Es wurden letztlich fast fünf Stunden, bis wir einsteigen konnten. Als die Propeller angemacht wurden, und minutenlang außer Kreisen nichts passierte, ahnte ich es schon: Kurz danach wurden wir gebeten, das Flugzeug wieder zu verlassen. Die Ansagen waren nicht in Englisch, aber es ging wohl um ein neues Enteisen, und warten auf etwas, mir nicht verstandenes. Dazu hatte ich keine Lust mehr. Am übernächsten Morgen musste ich wieder zurück, so langsam lohnte sich das nicht mehr. Ich wollte nicht zwei Tage später bei drei Flügen am Stück stranden, und den Rückflug nach Dänemark verpassen. Ich ließ mir mein Gepäck geben, und fuhr zurück in die Stadt. Vielleicht hätte ich mehr Geduld haben sollen, der Rest der Passagier hatte sie. Ob die Entscheidung richtig oder falsch war, werde ich nie herausbekommen.

Es passte zu dieser Reise: Zurück im Seemann-Heim wollte ich über booking.com das Zimmer buchen. Das wäre nicht nötig, wurde mir beantwortet, das machen wir direkt. Später war mir der Grund klar: Der Haustarif war 150 Kronen teurer als der booking.com Tarif des Tages. Die Antworten auf meine Frage warum waren bizarr. Danach wollte ich Ausflüge und das Hotel in Kangerlussuaq für den nächsten Tag organisieren. Aber in dem Moment, wo ich angefangen hatte, war das Internet im Hotel ausgefallen. Eine Ewigkeit später lief es, nur Ausflüge gab es keine mehr zu buchen. No country for an old Zinni.

Ich lief paamiutlos durch die Nacht. Wieder wie am Vortag besuchte ich das Brauhaus, und schaute mir dieses Mal die Schalker an. So viel Champions-Liga wie an den zwei Abenden schaue ich zu Hause in drei Jahren zusammen nicht an. Ich war leicht niedergeschlagen, und enttäuscht, dass wieder was nicht geklappt hatte. Unerwartet kippte die Stimmung ins Gute. Im früher berüchtigtsten Pub der Stadt „Takuss“ ist nun das schicke Restaurant „Kalaaliaraq“ (auf Deutsch „kleiner Grönländer“). Es wurde Anfang 2018 als Pop-up-Restaurant eröffnet und sollte ursprünglich nur für zwei Monate geöffnet werden. Die große Popularität führte dazu, dass es inzwischen dauerhaft offen ist. Koch ist der Küchen-Meister Inunnguaq Hegelund, ein Revolutionär mit mehreren Auszeichnungen. Ihn kannte ich nicht, aber den Kellner. Er hatte mich vor Jahren im damals besten Lokal des Landes in Ilulissat bedient. Er konnte sich auch an mich erinnern, die kulinarische Welt des Landes ist klein.
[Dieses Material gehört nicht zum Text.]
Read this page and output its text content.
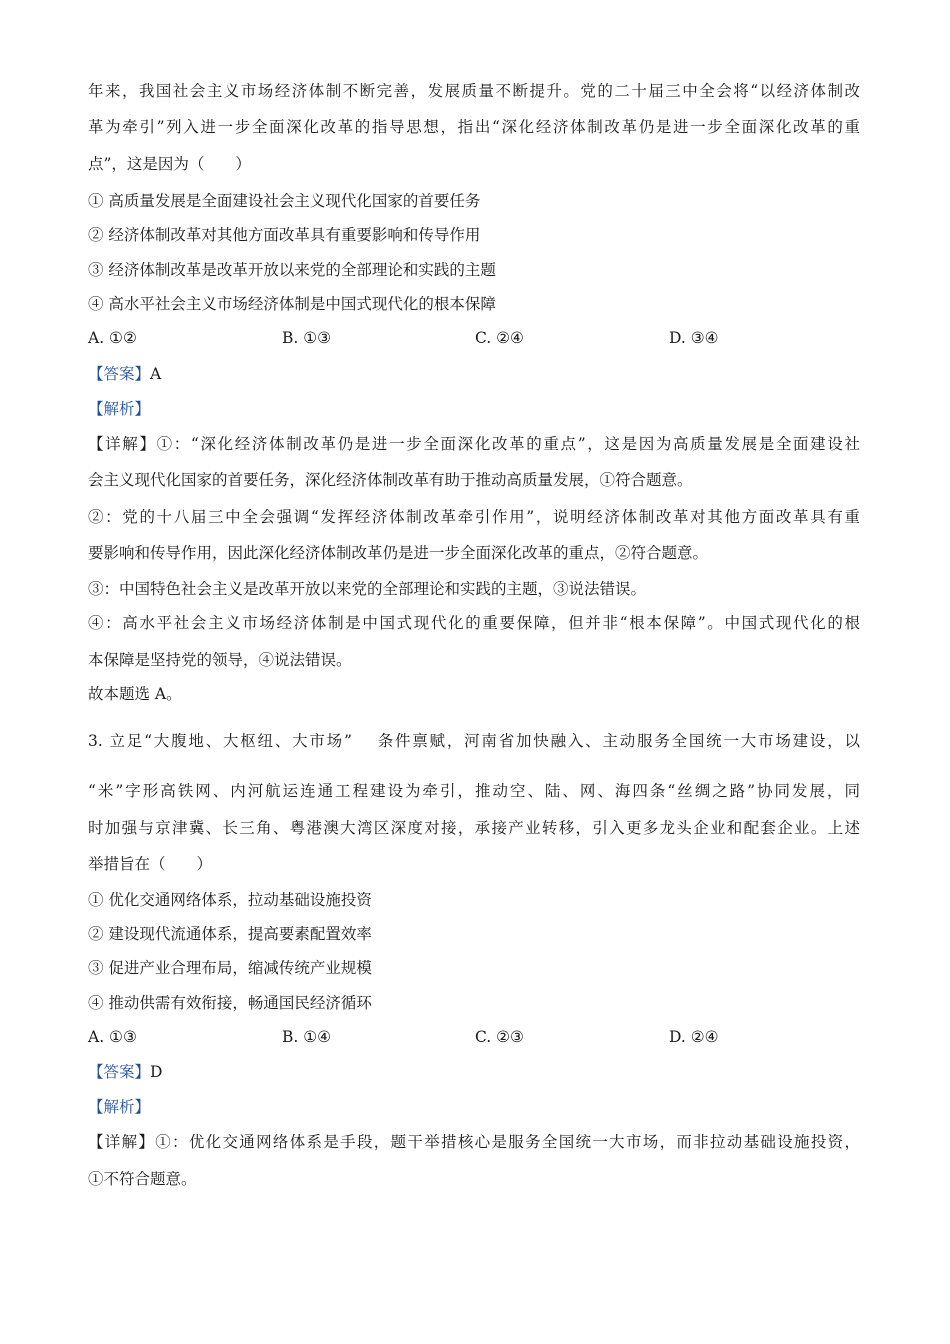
年来，我国社会主义市场经济体制不断完善，发展质量不断提升。党的二十届三中全会将“以经济体制改
革为牵引”列入进一步全面深化改革的指导思想，指出“深化经济体制改革仍是进一步全面深化改革的重
点”，这是因为（　　）
① 高质量发展是全面建设社会主义现代化国家的首要任务
② 经济体制改革对其他方面改革具有重要影响和传导作用
③ 经济体制改革是改革开放以来党的全部理论和实践的主题
④ 高水平社会主义市场经济体制是中国式现代化的根本保障
A. ①②	B. ①③	C. ②④	D. ③④
【答案】A
【解析】
【详解】①：“深化经济体制改革仍是进一步全面深化改革的重点”，这是因为高质量发展是全面建设社
会主义现代化国家的首要任务，深化经济体制改革有助于推动高质量发展，①符合题意。
②：党的十八届三中全会强调“发挥经济体制改革牵引作用”，说明经济体制改革对其他方面改革具有重
要影响和传导作用，因此深化经济体制改革仍是进一步全面深化改革的重点，②符合题意。
③：中国特色社会主义是改革开放以来党的全部理论和实践的主题，③说法错误。
④：高水平社会主义市场经济体制是中国式现代化的重要保障，但并非“根本保障”。中国式现代化的根
本保障是坚持党的领导，④说法错误。
故本题选 A。
3. 立足“大腹地、大枢纽、大市场”　 条件禀赋，河南省加快融入、主动服务全国统一大市场建设，以
“米”字形高铁网、内河航运连通工程建设为牵引，推动空、陆、网、海四条“丝绸之路”协同发展，同
时加强与京津冀、长三角、粤港澳大湾区深度对接，承接产业转移，引入更多龙头企业和配套企业。上述
举措旨在（　　）
① 优化交通网络体系，拉动基础设施投资
② 建设现代流通体系，提高要素配置效率
③ 促进产业合理布局，缩减传统产业规模
④ 推动供需有效衔接，畅通国民经济循环
A. ①③	B. ①④	C. ②③	D. ②④
【答案】D
【解析】
【详解】①：优化交通网络体系是手段，题干举措核心是服务全国统一大市场，而非拉动基础设施投资，
①不符合题意。
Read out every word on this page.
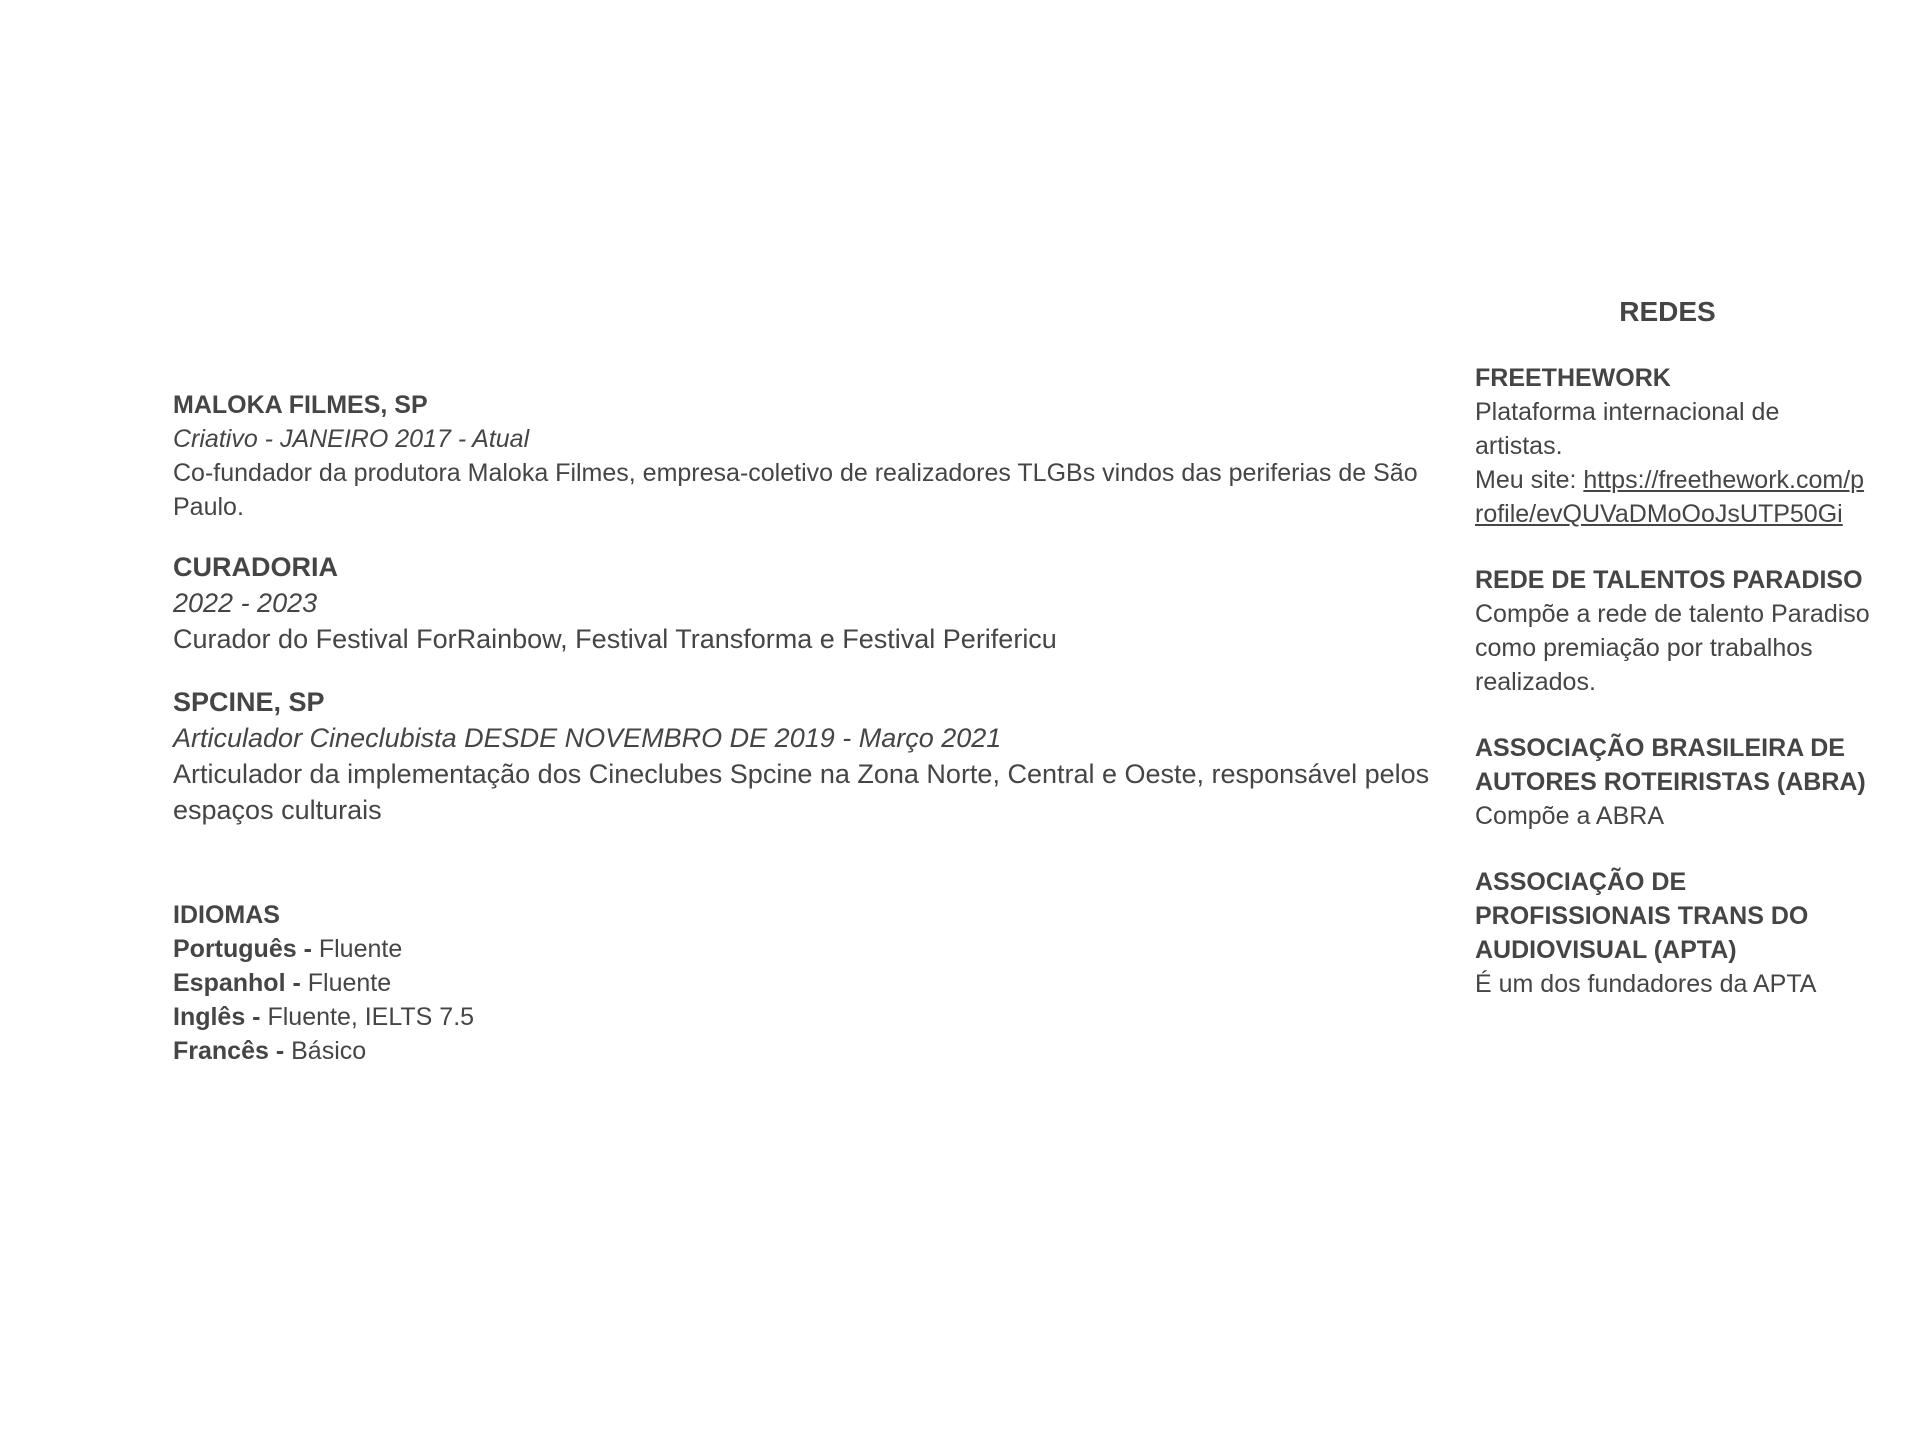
MALOKA FILMES, SP
Criativo - JANEIRO 2017 - Atual
Co-fundador da produtora Maloka Filmes, empresa-coletivo de realizadores TLGBs vindos das periferias de São Paulo.
CURADORIA
2022 - 2023
Curador do Festival ForRainbow, Festival Transforma e Festival Perifericu
SPCINE, SP
Articulador Cineclubista DESDE NOVEMBRO DE 2019 - Março 2021
Articulador da implementação dos Cineclubes Spcine na Zona Norte, Central e Oeste, responsável pelos espaços culturais
IDIOMAS
Português - Fluente
Espanhol - Fluente
Inglês - Fluente, IELTS 7.5
Francês - Básico
REDES
FREETHEWORK
Plataforma internacional de artistas.
Meu site: https://freethework.com/profile/evQUVaDMoOoJsUTP50Gi
REDE DE TALENTOS PARADISO
Compõe a rede de talento Paradiso como premiação por trabalhos realizados.
ASSOCIAÇÃO BRASILEIRA DE AUTORES ROTEIRISTAS (ABRA)
Compõe a ABRA
ASSOCIAÇÃO DE PROFISSIONAIS TRANS DO AUDIOVISUAL (APTA)
É um dos fundadores da APTA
Ich muss zugeben, dass ich nicht alle Gerichte der Speisekarte etwas zuordnen konnte. Sondern nur eines, Mattak ist der Speck vom Wal:

Speisekarte Restaurant „Kalaaliaraq“, Nuuk
Speisekarte Restaurant „Kalaaliaraq“, Nuuk

dafür hatte ich ja die Bedienung. Die Seespinne und die Forelle waren klasse:

Forelle auf dreierlei Art, Restaurant „Kalaaliaraq“, Nuuk
Forelle auf dreierlei Art, Restaurant „Kalaaliaraq“, Nuuk

Es soll das Flair der alten Bar erhalten bleiben, die alten Spielautomaten und Barhocker stehen bewusst noch in der Ecke:

Restaurant „Kalaaliaraq“, Nuuk
Restaurant „Kalaaliaraq“, Nuuk

Den Abend beendete ich in der schicken Bar des Hotels Hans Egende. Es war nicht viel los, das war mir aber auch recht so. Der Alleinunterhalter aus Rumänien spielte meine musikalischen Wünsche, und der Barkeeper war nett. Mir reichte das.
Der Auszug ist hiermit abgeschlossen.